Mars rover Curiosity now has its own built-in curiosity.
NASA recently installed a new AI system called AEGIS to autonomously choose targets for its laser detection system.
The AEGIS algorithm analyzes images taken by the rover’s navigation camera (Navcam). AEGIS can select a target rock and pinpoint it with the rover’s laser system, ChemCam, before scientists on Earth have time to look at the images. ChemCam then determines what kinds of atoms the rock contains. The new autonomy is especially useful when Curiosity is in the middle of a long drive, or when there are delays in sharing information with scientists on Earth.
It’s not like the AI is coming for scientists’ jobs—most of the targets are still chosen by scientists without the aid of the AI. But Curiosity gets to exercise its decision-making software “a couple times per week,” says NASA Jet Propulsion Laboratory’s Tara Estlin, the AEGIS software lead.
A lot of what NASA does on Mars is study rocks, so AEGIS is a rock detector. It uses computer vision to comb through a digital image, looking for edges of objects. When it finds an object with edges that go all the way around, it defines that as a rock. Then, for each rock, it analyzes the image to determine the rock’s properties, such as its size, shape, brightness, and how far away it is from the rover.
Scientists back on Earth set the criteria for which rock properties are interesting, depending on the terrain around Curiosity. “Maybe it’s larger, light-colored rocks; maybe it’s rounder, dark-colored rocks,” says Estlin. Currently, Curiosity is in an area with a lot of bedrock, or outcrops, which on Mars means flat rocks embedded in the surface, so the rover looks for those right now.

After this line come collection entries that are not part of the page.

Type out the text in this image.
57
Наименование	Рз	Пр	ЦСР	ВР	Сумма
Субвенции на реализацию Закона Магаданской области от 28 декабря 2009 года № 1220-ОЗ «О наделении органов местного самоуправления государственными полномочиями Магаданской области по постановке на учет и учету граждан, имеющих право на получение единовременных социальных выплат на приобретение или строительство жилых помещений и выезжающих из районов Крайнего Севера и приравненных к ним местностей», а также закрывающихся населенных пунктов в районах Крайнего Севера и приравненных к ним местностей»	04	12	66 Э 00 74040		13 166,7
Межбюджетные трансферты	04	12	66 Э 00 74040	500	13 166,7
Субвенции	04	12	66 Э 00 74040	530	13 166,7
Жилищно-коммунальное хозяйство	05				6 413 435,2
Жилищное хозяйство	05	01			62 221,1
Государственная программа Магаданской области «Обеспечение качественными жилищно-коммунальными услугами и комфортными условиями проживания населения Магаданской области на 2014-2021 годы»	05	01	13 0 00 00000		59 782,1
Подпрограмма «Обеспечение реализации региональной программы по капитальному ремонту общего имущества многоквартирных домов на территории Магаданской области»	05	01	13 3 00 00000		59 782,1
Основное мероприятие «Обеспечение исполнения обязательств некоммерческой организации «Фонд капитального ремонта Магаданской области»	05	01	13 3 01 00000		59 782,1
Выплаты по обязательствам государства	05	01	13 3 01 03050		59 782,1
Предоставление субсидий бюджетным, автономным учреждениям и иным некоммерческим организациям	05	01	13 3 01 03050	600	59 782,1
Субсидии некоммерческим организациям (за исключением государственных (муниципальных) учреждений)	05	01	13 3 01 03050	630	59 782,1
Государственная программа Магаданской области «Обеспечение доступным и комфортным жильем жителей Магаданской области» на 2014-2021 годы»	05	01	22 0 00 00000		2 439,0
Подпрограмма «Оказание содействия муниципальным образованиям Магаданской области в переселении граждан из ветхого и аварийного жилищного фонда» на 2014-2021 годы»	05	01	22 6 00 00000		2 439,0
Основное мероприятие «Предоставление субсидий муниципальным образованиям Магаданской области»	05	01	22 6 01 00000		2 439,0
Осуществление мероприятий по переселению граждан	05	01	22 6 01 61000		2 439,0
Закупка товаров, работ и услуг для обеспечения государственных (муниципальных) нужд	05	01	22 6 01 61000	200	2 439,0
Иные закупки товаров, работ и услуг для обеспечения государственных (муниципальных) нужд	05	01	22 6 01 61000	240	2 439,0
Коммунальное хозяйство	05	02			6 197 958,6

AEGIS then ranks the rocks from most interesting to least and points the laser at the most interesting.
Before Curiosity, AEGIS first went up on Opportunity in 2010, but NASA had been developing the software for roughly 10 years before that, says Estlin, who got involved around 2002. “We first tested it on images on the ground,” she says. “We have some research rivers here that are built to test early software.”
The hardest part of adapting AEGIS, Estlin says, was making sure they could integrate it with Curiosity’s system, which is much more complicated than Opportunity’s, without interfering with anything else. For example, ChemCam has some important safeguards that keep it from pointing its laser at the rover itself (which would damage it) or at the Sun (which would damage the optical system ChemCam uses to identify atoms).
In the future, AEGIS will probably have further tricks up its sleeve. “We have another approach that we’ve tested on the ground that instead of looking for edges, it looks for statistical patterns of pixels,” says Estlin. “This lets you find a much larger variety of targets” such as ledges, or layering in bedrock. Layering is especially interesting because it tells us about the history of the planet.